Abstract

Abstract The intraperitoneal administration of aromatic hydrocarbons such as 3-methylcholanthrene, β-naphthoflavone, or naphthacene induces several monooxygenase activities and the new formation of a spectrally distinct CO-binding cytochrome in genetically responsive inbred mouse strains, but these compounds, even when administered chronically at high doses, fail to induce these changes in genetically nonresponsive inbred strains. On the contrary, administration of 2, 3, 7, 8-tetrachlorodibenzo-p-dioxin (TCDD) causes induction of a similar magnitude in either responsive or nonresponsive mice of: (a) aryl hydrocarbon (benzo[a]pyrene) hydroxylase activity in liver, bowel, lung, kidney, and skin; (b) 7-ethoxycoumarin O-deethylase activity in liver and kidney; (c) hepatic p-nitroanisole O-demethylase and 3-methyl-4-methylaminoazobenzene Ndemethylase activities; and (d) the new formation of cytochrome P1-450 in liver, bowel, lung, kidney, and skin. Application of TCDD to the skin of either responsive or nonresponsive mice induces aryl hydrocarbon hydroxylase activity more than 6-fold in the skin and also in the liver.
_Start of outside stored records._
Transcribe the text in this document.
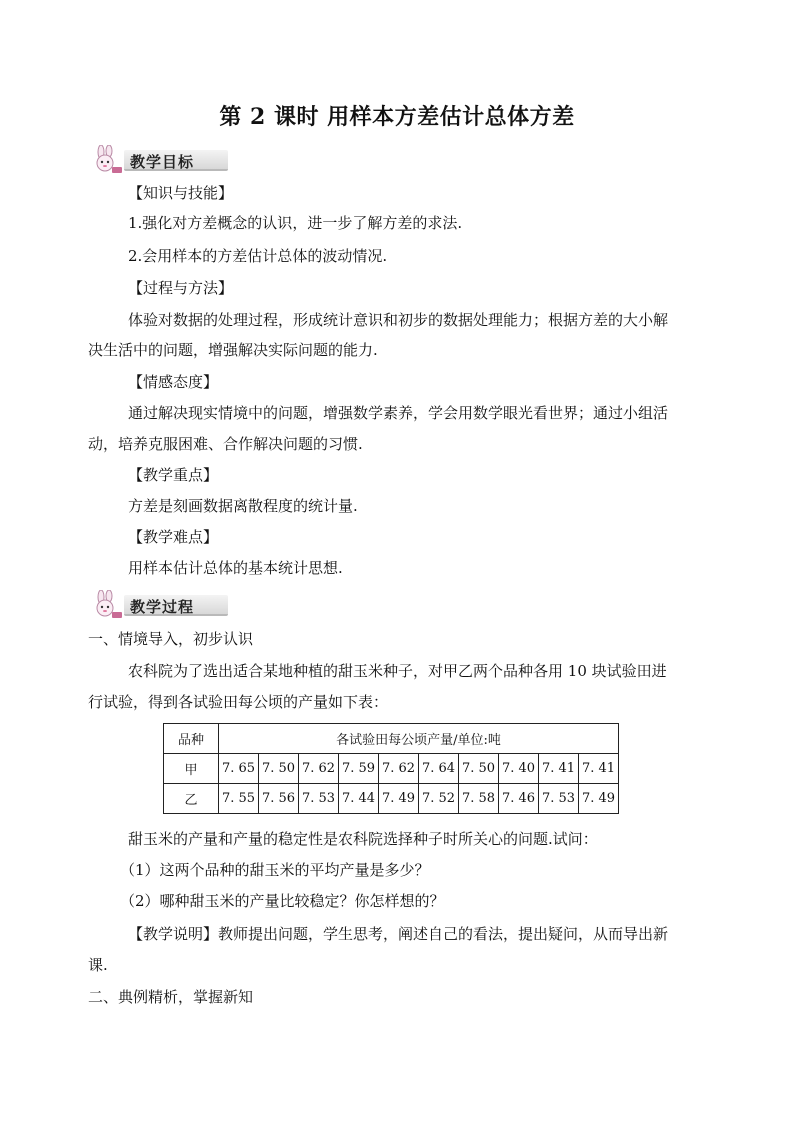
第 2 课时 用样本方差估计总体方差
教学目标
【知识与技能】
1.强化对方差概念的认识，进一步了解方差的求法.
2.会用样本的方差估计总体的波动情况.
【过程与方法】
体验对数据的处理过程，形成统计意识和初步的数据处理能力；根据方差的大小解
决生活中的问题，增强解决实际问题的能力.
【情感态度】
通过解决现实情境中的问题，增强数学素养，学会用数学眼光看世界；通过小组活
动，培养克服困难、合作解决问题的习惯.
【教学重点】
方差是刻画数据离散程度的统计量.
【教学难点】
用样本估计总体的基本统计思想.
教学过程
一、情境导入，初步认识
农科院为了选出适合某地种植的甜玉米种子，对甲乙两个品种各用 10 块试验田进
行试验，得到各试验田每公顷的产量如下表：
品种	各试验田每公顷产量/单位:吨									
甲	7. 65	7. 50	7. 62	7. 59	7. 62	7. 64	7. 50	7. 40	7. 41	7. 41
乙	7. 55	7. 56	7. 53	7. 44	7. 49	7. 52	7. 58	7. 46	7. 53	7. 49
甜玉米的产量和产量的稳定性是农科院选择种子时所关心的问题.试问：
（1）这两个品种的甜玉米的平均产量是多少？
（2）哪种甜玉米的产量比较稳定？你怎样想的？
【教学说明】教师提出问题，学生思考，阐述自己的看法，提出疑问，从而导出新
课.
二、典例精析，掌握新知
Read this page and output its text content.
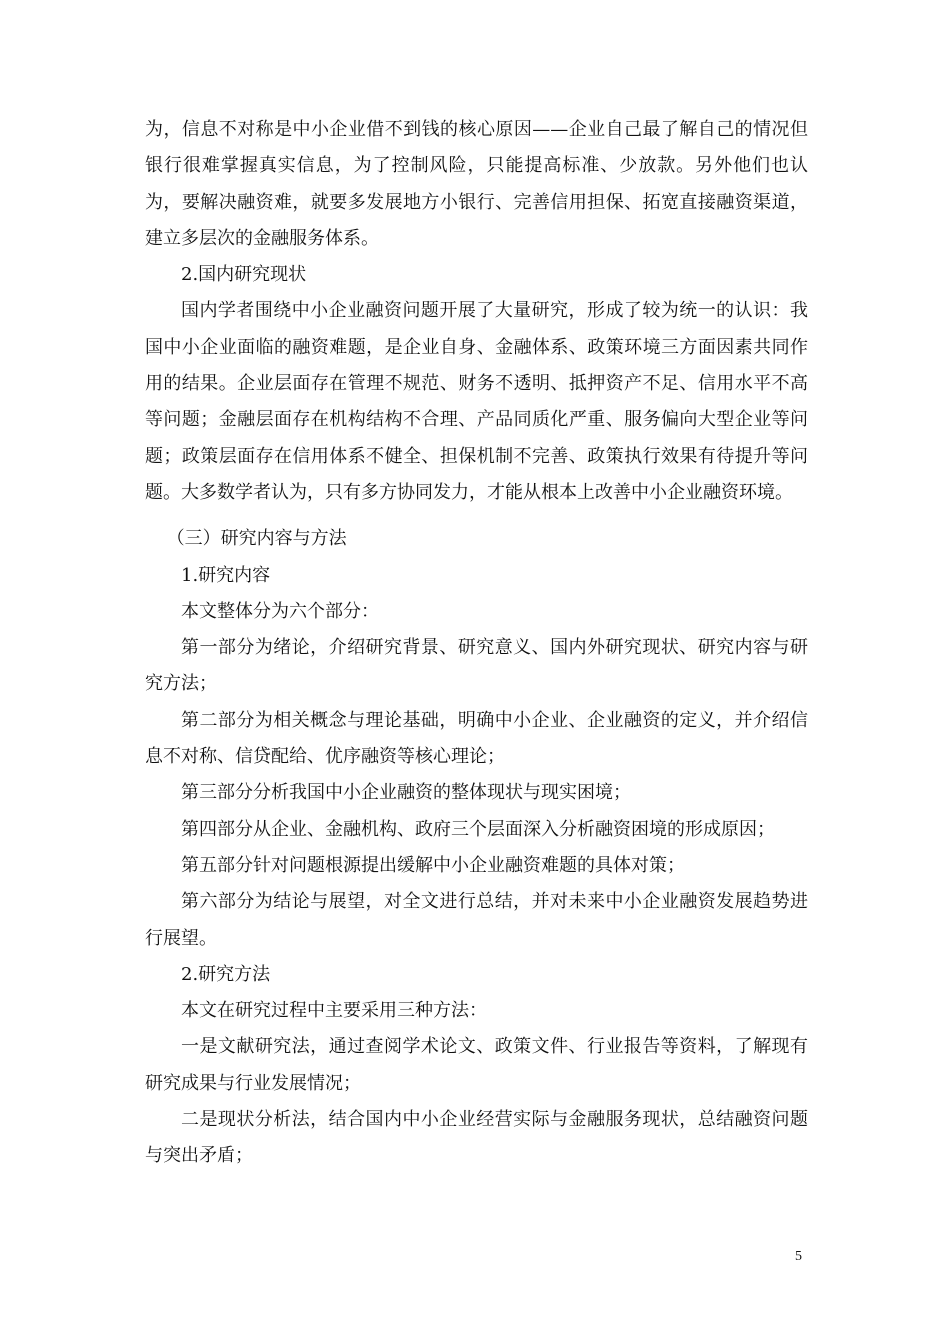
为，信息不对称是中小企业借不到钱的核心原因——企业自己最了解自己的情况但银行很难掌握真实信息，为了控制风险，只能提高标准、少放款。另外他们也认为，要解决融资难，就要多发展地方小银行、完善信用担保、拓宽直接融资渠道，建立多层次的金融服务体系。

2.国内研究现状

国内学者围绕中小企业融资问题开展了大量研究，形成了较为统一的认识：我国中小企业面临的融资难题，是企业自身、金融体系、政策环境三方面因素共同作用的结果。企业层面存在管理不规范、财务不透明、抵押资产不足、信用水平不高等问题；金融层面存在机构结构不合理、产品同质化严重、服务偏向大型企业等问题；政策层面存在信用体系不健全、担保机制不完善、政策执行效果有待提升等问题。大多数学者认为，只有多方协同发力，才能从根本上改善中小企业融资环境。

（三）研究内容与方法

1.研究内容

本文整体分为六个部分：

第一部分为绪论，介绍研究背景、研究意义、国内外研究现状、研究内容与研究方法；

第二部分为相关概念与理论基础，明确中小企业、企业融资的定义，并介绍信息不对称、信贷配给、优序融资等核心理论；

第三部分分析我国中小企业融资的整体现状与现实困境；

第四部分从企业、金融机构、政府三个层面深入分析融资困境的形成原因；

第五部分针对问题根源提出缓解中小企业融资难题的具体对策；

第六部分为结论与展望，对全文进行总结，并对未来中小企业融资发展趋势进行展望。

2.研究方法

本文在研究过程中主要采用三种方法：

一是文献研究法，通过查阅学术论文、政策文件、行业报告等资料，了解现有研究成果与行业发展情况；

二是现状分析法，结合国内中小企业经营实际与金融服务现状，总结融资问题与突出矛盾；

5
The inbred mice used in this study include the responsive C57BL/6N, C57BL/6J, C3H/HeN, BALB/cAnN, and CBA/HN strains and the nonresponsive DBA/2N, DBA/2J, AKR/N, NZW/BLN, and NZB/BLN strains. These data demonstrate that genetically nonresponsive mice have the structural and regulatory genes necessary for expression of these inducible microsomal monooxygenase activities and associated new formation of cytochrome P1-450 and that the defect in these mice is a failure to recognize aromatic hydrocarbons which are less potent inducers. In the nonresponsive inbred strains, perhaps a mutation has occurred which results in production of an inducerbinding receptor having a diminished affinity for aromatic hydrocarbons.